In the courtyard, a dozen or so ancestral spirits ate spirit plums and watched the hidden emperor prepare a divine-level formation. They turned to each other and discussed the situation and what it meant for their descendants.

“Do you think that the current patriarch is right to fear his wrath?” one ancestor asked.

“You felt it when he showed himself two years ago during the confrontation with the Zang family,” came the answer from another ancestor. “He could destroy this city with a casual gesture. We may be dead, but he could wipe our memory from existance. Not only is the patriarch right to fear him, but we are fools if we do not do the same.”

“He is here to heal his daughter,” the first ancestor said. “Should we help?”

“What would it cost us to do so?” another ancestor said. “There is not much we can do to affect the world of the living, but are we not meant to be benevolent protectors?”

“I do not think that it is our place,” came a detractor. “The girl has her own ancestors.
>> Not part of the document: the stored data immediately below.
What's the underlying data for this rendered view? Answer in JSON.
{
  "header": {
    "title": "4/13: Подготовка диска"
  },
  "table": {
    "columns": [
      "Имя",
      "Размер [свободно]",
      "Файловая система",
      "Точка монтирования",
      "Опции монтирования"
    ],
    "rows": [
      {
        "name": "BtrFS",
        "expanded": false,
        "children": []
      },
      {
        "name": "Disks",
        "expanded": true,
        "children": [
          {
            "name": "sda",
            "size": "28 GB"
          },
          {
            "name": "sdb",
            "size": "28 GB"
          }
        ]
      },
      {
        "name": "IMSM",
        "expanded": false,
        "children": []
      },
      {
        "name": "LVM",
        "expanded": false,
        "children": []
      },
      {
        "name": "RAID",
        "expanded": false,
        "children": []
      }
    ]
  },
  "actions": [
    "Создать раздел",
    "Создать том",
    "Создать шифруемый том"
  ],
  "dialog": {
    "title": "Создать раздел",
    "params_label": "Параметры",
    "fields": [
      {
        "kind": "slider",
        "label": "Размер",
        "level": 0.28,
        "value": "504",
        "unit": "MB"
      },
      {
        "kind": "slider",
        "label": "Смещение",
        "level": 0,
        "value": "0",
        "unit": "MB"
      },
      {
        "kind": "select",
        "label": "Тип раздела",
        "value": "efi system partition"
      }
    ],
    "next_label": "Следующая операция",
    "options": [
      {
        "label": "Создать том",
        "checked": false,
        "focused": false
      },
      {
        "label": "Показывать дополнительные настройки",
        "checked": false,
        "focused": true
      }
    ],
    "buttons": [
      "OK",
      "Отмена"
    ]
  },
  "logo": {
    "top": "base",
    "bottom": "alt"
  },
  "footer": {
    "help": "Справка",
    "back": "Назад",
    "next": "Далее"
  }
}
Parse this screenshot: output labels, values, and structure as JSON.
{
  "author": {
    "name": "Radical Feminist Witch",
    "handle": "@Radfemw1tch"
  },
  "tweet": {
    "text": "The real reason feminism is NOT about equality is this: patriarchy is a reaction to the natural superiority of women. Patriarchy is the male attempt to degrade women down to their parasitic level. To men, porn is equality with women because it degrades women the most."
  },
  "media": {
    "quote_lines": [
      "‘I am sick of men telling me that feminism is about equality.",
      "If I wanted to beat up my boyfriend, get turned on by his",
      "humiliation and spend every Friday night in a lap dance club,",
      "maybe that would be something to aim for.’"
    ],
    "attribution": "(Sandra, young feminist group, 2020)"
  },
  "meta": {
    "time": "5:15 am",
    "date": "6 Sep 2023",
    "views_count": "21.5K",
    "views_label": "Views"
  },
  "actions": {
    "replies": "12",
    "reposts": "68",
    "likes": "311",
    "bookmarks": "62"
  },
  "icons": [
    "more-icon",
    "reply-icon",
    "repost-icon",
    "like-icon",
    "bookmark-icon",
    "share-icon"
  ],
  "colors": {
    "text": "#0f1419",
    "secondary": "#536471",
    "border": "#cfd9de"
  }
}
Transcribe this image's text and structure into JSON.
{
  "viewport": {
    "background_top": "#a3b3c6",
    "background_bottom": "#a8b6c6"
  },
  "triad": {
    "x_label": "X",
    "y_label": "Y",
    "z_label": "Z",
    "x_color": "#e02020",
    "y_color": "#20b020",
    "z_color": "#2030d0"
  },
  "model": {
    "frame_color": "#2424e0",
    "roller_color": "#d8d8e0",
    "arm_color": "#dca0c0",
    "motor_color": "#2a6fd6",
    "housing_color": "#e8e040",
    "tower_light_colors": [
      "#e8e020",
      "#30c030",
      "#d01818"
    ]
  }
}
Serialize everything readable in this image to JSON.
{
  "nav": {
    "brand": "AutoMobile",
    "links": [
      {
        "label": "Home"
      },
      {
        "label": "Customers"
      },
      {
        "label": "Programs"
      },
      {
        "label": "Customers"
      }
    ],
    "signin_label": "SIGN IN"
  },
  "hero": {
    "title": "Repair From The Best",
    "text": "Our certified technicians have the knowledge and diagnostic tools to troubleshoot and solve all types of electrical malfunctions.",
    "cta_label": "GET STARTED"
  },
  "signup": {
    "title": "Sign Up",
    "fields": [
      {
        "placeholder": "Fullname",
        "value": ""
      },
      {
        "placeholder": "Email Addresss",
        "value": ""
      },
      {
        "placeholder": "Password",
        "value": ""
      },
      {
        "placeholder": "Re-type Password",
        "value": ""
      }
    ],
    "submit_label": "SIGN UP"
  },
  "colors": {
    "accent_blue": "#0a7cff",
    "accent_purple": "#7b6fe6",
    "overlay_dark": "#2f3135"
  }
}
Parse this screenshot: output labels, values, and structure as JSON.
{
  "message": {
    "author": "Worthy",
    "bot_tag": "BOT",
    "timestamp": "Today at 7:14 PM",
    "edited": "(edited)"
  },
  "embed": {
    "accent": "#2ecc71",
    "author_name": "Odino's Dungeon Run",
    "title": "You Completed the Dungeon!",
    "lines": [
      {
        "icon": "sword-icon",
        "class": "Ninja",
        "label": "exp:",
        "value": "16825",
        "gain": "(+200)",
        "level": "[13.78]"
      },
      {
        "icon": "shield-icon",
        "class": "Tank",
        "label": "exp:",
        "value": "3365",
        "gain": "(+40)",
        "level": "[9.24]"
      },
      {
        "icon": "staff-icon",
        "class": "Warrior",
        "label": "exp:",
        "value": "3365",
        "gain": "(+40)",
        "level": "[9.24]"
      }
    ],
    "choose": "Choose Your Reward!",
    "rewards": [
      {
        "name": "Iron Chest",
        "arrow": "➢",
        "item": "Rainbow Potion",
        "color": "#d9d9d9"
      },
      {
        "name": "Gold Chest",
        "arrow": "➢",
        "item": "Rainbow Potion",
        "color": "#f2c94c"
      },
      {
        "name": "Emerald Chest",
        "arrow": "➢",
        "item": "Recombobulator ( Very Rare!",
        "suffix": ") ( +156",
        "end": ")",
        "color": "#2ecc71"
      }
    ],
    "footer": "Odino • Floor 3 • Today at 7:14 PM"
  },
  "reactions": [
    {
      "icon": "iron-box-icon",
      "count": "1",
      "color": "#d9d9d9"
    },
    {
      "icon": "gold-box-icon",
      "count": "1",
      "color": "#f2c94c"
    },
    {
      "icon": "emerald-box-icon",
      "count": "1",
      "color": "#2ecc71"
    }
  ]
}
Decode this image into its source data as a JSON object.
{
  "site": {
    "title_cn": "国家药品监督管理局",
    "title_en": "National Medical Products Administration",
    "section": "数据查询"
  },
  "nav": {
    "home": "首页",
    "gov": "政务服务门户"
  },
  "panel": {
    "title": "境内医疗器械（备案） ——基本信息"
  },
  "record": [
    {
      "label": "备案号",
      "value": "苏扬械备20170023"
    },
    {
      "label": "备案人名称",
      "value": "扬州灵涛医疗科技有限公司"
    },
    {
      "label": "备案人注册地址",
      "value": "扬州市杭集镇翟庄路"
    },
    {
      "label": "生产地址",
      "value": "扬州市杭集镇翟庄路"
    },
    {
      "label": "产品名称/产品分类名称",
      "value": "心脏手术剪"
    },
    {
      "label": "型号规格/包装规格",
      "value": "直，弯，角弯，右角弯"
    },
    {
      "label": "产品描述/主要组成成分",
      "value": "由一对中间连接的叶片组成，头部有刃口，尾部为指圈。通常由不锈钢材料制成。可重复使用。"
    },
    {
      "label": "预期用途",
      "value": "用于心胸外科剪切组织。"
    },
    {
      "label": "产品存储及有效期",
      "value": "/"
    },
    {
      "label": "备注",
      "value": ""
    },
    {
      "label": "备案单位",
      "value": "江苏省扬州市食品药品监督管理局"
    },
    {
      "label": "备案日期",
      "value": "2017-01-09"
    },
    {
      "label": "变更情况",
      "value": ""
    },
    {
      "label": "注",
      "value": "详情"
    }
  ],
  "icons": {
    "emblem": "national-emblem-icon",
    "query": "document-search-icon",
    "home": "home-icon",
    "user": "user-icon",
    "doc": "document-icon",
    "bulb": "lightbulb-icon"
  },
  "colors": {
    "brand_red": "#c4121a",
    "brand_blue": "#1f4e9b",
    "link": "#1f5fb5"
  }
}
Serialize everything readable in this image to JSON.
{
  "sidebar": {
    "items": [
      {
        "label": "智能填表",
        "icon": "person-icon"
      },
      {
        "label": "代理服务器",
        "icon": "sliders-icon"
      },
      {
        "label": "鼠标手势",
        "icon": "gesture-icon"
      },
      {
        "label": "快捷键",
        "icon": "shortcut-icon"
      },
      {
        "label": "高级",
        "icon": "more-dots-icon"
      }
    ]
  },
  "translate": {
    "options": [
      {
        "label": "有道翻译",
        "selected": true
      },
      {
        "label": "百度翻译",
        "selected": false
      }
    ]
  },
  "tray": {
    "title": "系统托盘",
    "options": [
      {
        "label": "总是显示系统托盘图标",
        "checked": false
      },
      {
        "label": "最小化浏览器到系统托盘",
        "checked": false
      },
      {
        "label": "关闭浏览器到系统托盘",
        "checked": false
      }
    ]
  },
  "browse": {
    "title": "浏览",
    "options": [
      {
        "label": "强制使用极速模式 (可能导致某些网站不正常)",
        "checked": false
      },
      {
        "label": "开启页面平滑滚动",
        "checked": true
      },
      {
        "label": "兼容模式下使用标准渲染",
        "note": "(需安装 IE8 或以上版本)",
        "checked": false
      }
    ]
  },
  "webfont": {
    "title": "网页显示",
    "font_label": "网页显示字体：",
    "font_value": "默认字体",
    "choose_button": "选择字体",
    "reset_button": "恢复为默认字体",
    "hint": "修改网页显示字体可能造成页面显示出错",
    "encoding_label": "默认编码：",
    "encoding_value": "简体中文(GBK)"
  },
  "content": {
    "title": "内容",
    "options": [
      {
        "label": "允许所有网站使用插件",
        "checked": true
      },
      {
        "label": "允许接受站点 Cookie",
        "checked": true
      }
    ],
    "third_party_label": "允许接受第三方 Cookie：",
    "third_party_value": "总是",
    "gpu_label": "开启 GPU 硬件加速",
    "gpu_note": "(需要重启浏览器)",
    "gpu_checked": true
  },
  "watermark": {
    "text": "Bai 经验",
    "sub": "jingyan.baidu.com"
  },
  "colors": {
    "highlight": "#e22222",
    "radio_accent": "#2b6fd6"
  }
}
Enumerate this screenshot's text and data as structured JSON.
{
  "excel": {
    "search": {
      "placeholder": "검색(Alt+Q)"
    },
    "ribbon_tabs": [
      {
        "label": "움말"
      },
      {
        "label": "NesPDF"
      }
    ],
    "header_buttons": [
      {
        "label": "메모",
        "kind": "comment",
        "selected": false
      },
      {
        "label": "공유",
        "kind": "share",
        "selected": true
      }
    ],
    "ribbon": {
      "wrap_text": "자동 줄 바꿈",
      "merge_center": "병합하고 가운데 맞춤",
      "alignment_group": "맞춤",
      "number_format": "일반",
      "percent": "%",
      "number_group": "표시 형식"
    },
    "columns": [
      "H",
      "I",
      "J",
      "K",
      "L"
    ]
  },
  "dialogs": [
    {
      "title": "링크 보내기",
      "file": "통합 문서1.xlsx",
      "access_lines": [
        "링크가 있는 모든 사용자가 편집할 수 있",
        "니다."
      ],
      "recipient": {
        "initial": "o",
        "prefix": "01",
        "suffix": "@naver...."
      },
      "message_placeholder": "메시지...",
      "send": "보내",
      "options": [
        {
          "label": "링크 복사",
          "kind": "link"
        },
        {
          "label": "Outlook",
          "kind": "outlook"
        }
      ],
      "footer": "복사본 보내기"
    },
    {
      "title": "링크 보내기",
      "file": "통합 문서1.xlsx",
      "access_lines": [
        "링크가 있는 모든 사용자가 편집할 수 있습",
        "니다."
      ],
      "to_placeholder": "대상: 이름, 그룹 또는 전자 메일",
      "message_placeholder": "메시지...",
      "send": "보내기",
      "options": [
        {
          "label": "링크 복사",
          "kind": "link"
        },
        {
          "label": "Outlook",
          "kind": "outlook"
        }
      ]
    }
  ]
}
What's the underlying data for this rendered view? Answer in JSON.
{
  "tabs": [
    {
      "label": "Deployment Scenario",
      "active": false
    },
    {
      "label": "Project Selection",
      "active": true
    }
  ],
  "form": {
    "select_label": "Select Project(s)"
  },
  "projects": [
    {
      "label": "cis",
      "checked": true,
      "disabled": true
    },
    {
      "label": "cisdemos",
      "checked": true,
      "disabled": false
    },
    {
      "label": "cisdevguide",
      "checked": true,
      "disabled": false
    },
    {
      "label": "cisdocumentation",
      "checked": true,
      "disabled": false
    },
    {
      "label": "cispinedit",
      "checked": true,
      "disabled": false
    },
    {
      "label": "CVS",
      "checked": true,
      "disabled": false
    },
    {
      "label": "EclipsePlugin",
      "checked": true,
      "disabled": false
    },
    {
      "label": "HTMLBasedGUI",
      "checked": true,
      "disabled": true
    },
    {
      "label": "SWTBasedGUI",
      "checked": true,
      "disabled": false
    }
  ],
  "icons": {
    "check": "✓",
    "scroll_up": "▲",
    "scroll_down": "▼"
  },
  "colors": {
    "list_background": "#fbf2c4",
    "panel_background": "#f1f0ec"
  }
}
Let them guide the healing.”

The first ancestor scratched his beard. “Let us send a message to the girl’s ancestors, then,” he said.

With this decision made, the ancestors expended just a fraction of their power to send a message through the veil of death into the afterlife.

Tren felt something resonate with his bloodline, and he turned to the trees where the ancestral spirits rested. He nodded at them, clenching one fist and putting it in the palm of the other hand, then bowing over the symbol of respect to the merchant’s ancestors. Then he picked up his hoe and continued to scratch out the symbols of the highest form of the Four Gates of Heaven Fate Defying Formation into the ground.

When he had finished, he began pounding stakes at various points throughout the merchant’s compound.

Wensho appeared a few moments later to help him. With her here to distract their daughter, Tren brought the little girl out of his storage ring. Safron giggled at the disorientation of suddenly being in a new place and, with her mother watching her, ran about to explore. Tren smiled, wishing that such innocence could last forever.

It wasn’t terribly long before the healers gathered. They took Safron and her mother into the compound to perform another examination of the girl. Tren put it out of his mind as best he could, continuing to work on setting up the formation that would, hopefully, see whatever treatment they decided upon to a successful fruition.